A. The VSL#3 probiotic preparation was administered orally to female NOD mice 5 days a week for 2 weeks (n = 5 per group). Twenty four hrs after the last administration sera were collected and circulating TGF-β was measured: increased levels were found in mice treated with the active compound as compared to controls (* p<0.05). B. Mice underwent the conventional OVA immunization/challenge protocol previously described and were treated prior to the first OVA challenge with either a neutralizing monoclonal antibody to the IL-10R or an isotype-matched control. Results show that neutralization of IL-10 did not alter allergic inflammation (as assessed by eosinophil recruitment in BALF and IL-4 production). One representative experiment out of two is shown. C. NOD mice received 5 days a week for 6 weeks either the VSL#3 probiotic preparation or PBS and then underwent the conventional OVA immunization/challenge protocol previously described. Results obtained showed that the probiotic-protective effect was completely reversed (both in terms of reduction of AHR (** p<0.01) and of eosinophil recruitment in BALF (* p<0.05, ** p<0.01)) following IL-10 neutralization upon administration of an anti-IL-10 receptor monoclonal antibody prior to the first challenge. One representative experiment out of two is shown.
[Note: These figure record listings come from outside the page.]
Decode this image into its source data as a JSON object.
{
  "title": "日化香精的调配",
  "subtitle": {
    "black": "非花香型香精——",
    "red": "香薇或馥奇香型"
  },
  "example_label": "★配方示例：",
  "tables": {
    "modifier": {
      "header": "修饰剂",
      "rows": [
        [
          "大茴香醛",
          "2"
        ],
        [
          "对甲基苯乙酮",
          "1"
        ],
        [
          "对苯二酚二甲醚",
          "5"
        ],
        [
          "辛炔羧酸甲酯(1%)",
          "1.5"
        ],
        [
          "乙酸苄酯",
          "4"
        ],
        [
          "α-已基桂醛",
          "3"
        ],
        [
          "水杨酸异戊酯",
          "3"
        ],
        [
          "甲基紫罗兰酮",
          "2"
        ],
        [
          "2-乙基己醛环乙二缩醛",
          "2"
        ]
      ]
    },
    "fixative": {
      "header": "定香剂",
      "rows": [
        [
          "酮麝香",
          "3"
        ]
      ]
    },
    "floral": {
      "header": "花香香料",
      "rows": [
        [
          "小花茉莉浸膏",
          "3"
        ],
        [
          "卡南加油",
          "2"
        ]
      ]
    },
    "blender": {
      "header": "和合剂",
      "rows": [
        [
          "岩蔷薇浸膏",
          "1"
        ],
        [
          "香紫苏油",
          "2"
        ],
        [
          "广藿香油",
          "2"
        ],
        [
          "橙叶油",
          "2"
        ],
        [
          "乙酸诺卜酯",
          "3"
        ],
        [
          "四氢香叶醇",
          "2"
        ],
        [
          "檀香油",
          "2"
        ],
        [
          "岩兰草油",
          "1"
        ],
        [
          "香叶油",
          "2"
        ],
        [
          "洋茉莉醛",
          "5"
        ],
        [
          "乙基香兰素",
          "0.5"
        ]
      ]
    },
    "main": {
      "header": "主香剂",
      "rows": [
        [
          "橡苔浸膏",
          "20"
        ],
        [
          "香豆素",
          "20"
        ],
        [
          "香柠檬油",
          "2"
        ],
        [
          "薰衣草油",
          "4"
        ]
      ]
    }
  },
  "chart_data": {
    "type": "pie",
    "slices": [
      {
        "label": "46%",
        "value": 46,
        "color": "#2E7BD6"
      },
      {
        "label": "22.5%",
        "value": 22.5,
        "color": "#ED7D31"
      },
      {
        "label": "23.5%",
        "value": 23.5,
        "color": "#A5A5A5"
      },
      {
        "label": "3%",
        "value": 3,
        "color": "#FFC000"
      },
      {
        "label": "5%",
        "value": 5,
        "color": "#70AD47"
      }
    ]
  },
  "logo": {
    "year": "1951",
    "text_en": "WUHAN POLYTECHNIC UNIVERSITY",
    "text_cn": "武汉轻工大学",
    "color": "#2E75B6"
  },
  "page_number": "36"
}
D. Experimental allergic asthma was induced according to the conventional OVA immunization/challenge protocol already described in normal NOD recipient mice transferred with CD4⁺ cells purified from the spleen of probiotic- or control-treated syngeneic mice. Purified CD4⁺ cells were transferred 24 hrs before the first challenge. Results obtained showed that both AHR and eosinophil recruitment in BALF were significantly decreased (** p<0.01 for both parameters) in recipients of CD4⁺ cells recovered from probiotic-treated donors. One representative experiment out of two is shown.